Unity Valley é a cidade da Kristina. E agora é a cidade da minha irmã Ellis, mesmo que ela já tivesse 9 anos quando nos mudamos e se lembrasse muito bem da vida em Nova York . Minha mãe diz: Vocês duas têm uma chance de pertencer realmente a este lugar . Seu pai e eu vamos sempre ficar de fora, porque – bem, vocês sabem – por causa da nossa educação e do nosso modo de pensar . Mas vocês duas podem realmente ser meninas de uma cidade pequena. Ellis comprou essa ideia. Está vivendo assim. Até onde posso ver, está funcionando para ela. Mamãe diz: Temos muito mais espaço aqui! O supermercado é tão grande! As ruas são seguras! O ar é limpo! As escolas são melhores! Sem crimes! E as pessoas aqui param e dizem olá! Claro, mãe. Elas param e dizem olá e, quando você passa, elas falam pelas suas costas, como se você fosse um nada. Elas avaliam sua roupa, seu cabelo, e deturpam o que você diz para que fique feio. Se não as escuto falando, escuto outras pessoas. Sobre os moleques negros: Ouvi que aquele menino dos Kyle arrumou uma bolsa de estudos. Tem de ser negro para conseguir . Não vejo porque isso é justo. Jimmy Kyle conseguiu uma bolsa na Villanova porque só tira nota A e quer estudar Direito. Sobre as duas calouras latinas: Os pais nem falam inglês. Aqui é a América, não é? Franny Lopez é americana de terceira geração, e seus pais nem falam espanhol. A mãe de Michelle Marquez já tem problemas suficientes sem ter de aprender uma segunda língua. Cuide da sua vida. Sobre minha família: Viu que eles têm casas de passarinhos no quintal? Não sei quanto a vocês, mas isso é um convite para encher a rua de titica de pássaro. E quem quer titica de pássaro? Eles dizem: Não é natural que ele faça sua filha usar um martelo. Talvez esse tipo de coisa aconteça na sua cidade também.

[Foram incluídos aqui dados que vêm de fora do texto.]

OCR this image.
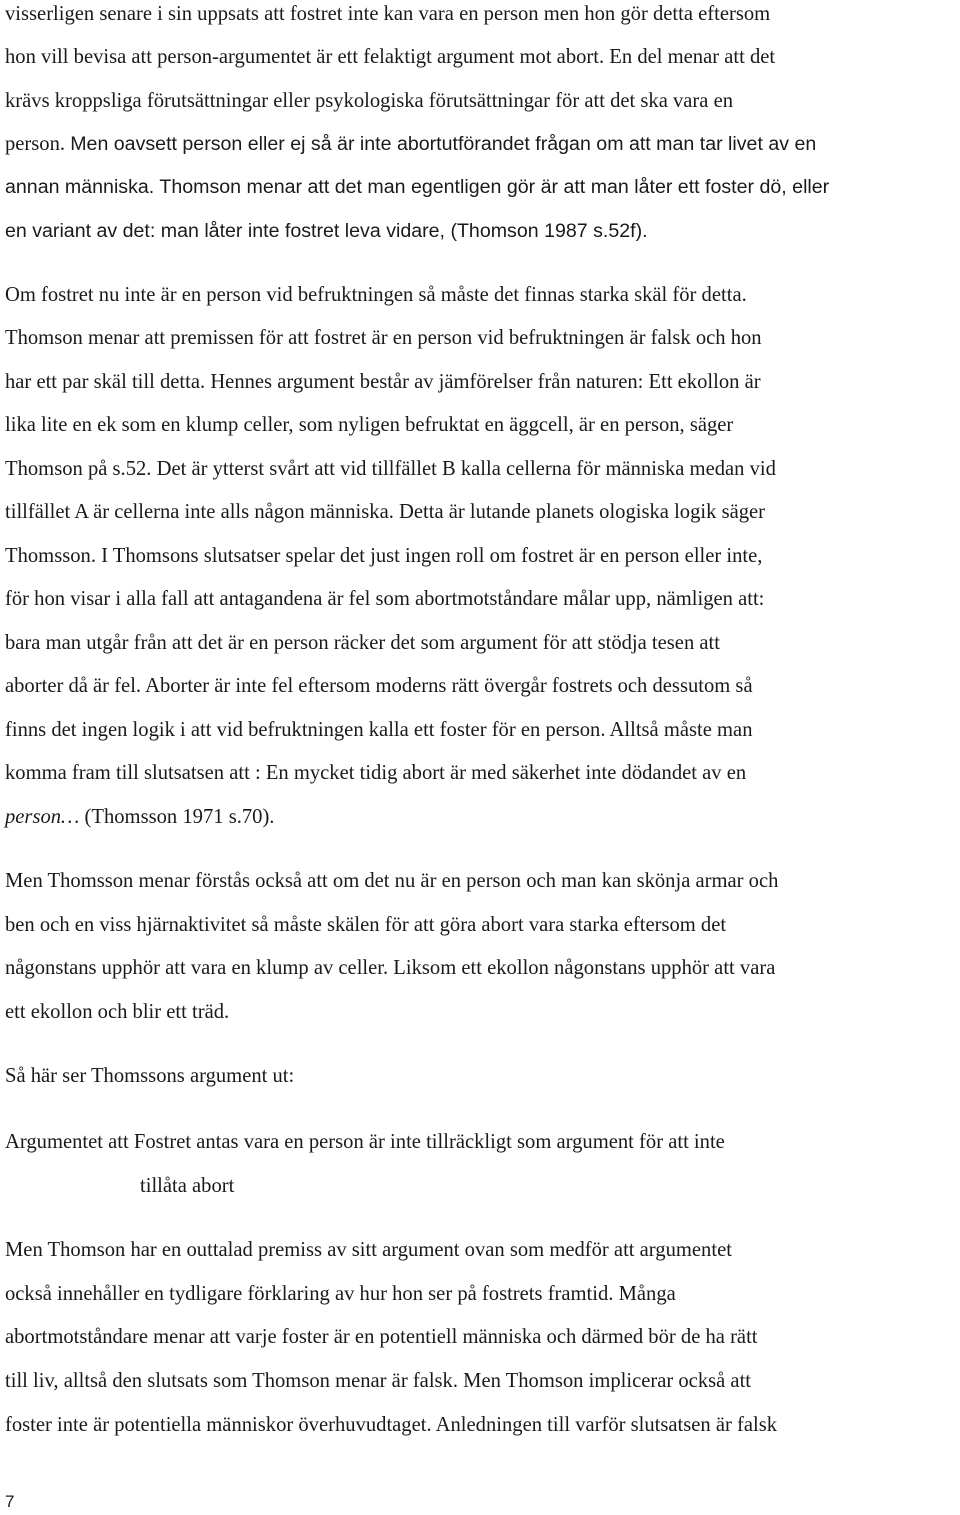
visserligen senare i sin uppsats att fostret inte kan vara en person men hon gör detta eftersom
hon vill bevisa att person-argumentet är ett felaktigt argument mot abort. En del menar att det
krävs kroppsliga förutsättningar eller psykologiska förutsättningar för att det ska vara en
person. Men oavsett person eller ej så är inte abortutförandet frågan om att man tar livet av en
annan människa. Thomson menar att det man egentligen gör är att man låter ett foster dö, eller
en variant av det: man låter inte fostret leva vidare, (Thomson 1987 s.52f).
Om fostret nu inte är en person vid befruktningen så måste det finnas starka skäl för detta.
Thomson menar att premissen för att fostret är en person vid befruktningen är falsk och hon
har ett par skäl till detta. Hennes argument består av jämförelser från naturen: Ett ekollon är
lika lite en ek som en klump celler, som nyligen befruktat en äggcell, är en person, säger
Thomson på s.52. Det är ytterst svårt att vid tillfället B kalla cellerna för människa medan vid
tillfället A är cellerna inte alls någon människa. Detta är lutande planets ologiska logik säger
Thomsson. I Thomsons slutsatser spelar det just ingen roll om fostret är en person eller inte,
för hon visar i alla fall att antagandena är fel som abortmotståndare målar upp, nämligen att:
bara man utgår från att det är en person räcker det som argument för att stödja tesen att
aborter då är fel. Aborter är inte fel eftersom moderns rätt övergår fostrets och dessutom så
finns det ingen logik i att vid befruktningen kalla ett foster för en person. Alltså måste man
komma fram till slutsatsen att : En mycket tidig abort är med säkerhet inte dödandet av en
person… (Thomsson 1971 s.70).
Men Thomsson menar förstås också att om det nu är en person och man kan skönja armar och
ben och en viss hjärnaktivitet så måste skälen för att göra abort vara starka eftersom det
någonstans upphör att vara en klump av celler. Liksom ett ekollon någonstans upphör att vara
ett ekollon och blir ett träd.
Så här ser Thomssons argument ut:
Argumentet att Fostret antas vara en person är inte tillräckligt som argument för att inte
tillåta abort
Men Thomson har en outtalad premiss av sitt argument ovan som medför att argumentet
också innehåller en tydligare förklaring av hur hon ser på fostrets framtid. Många
abortmotståndare menar att varje foster är en potentiell människa och därmed bör de ha rätt
till liv, alltså den slutsats som Thomson menar är falsk. Men Thomson implicerar också att
foster inte är potentiella människor överhuvudtaget. Anledningen till varför slutsatsen är falsk
7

Queria que você pudesse vir com a gente ao Sparky s esta noite, Kristina
diz.
Consigo viver sem milk shake até o próximo verão, eu digo. Estamos a um quarteirão das nossas casas, na parte mais bonita da cidade. Eu pensava que os prédios de tijolinhos vermelhos de duzentos anos eram muito bonitinhos, sabe? Pensava que o centro da cidade, com seus paralelepípedos, era pitoresco. Era diferente e novo. Aquilo foi meio forçado para mim no começo, mas acabou ficando tranquilo, depois de eu passar pelo choque inicial. Posso mesmo trazer pra você um milk shake, sabe? Não sei por que isso só está me ocorrendo agora, ela diz. O que é melhor que o Sparky s além do serviço de entrega do Sparky s?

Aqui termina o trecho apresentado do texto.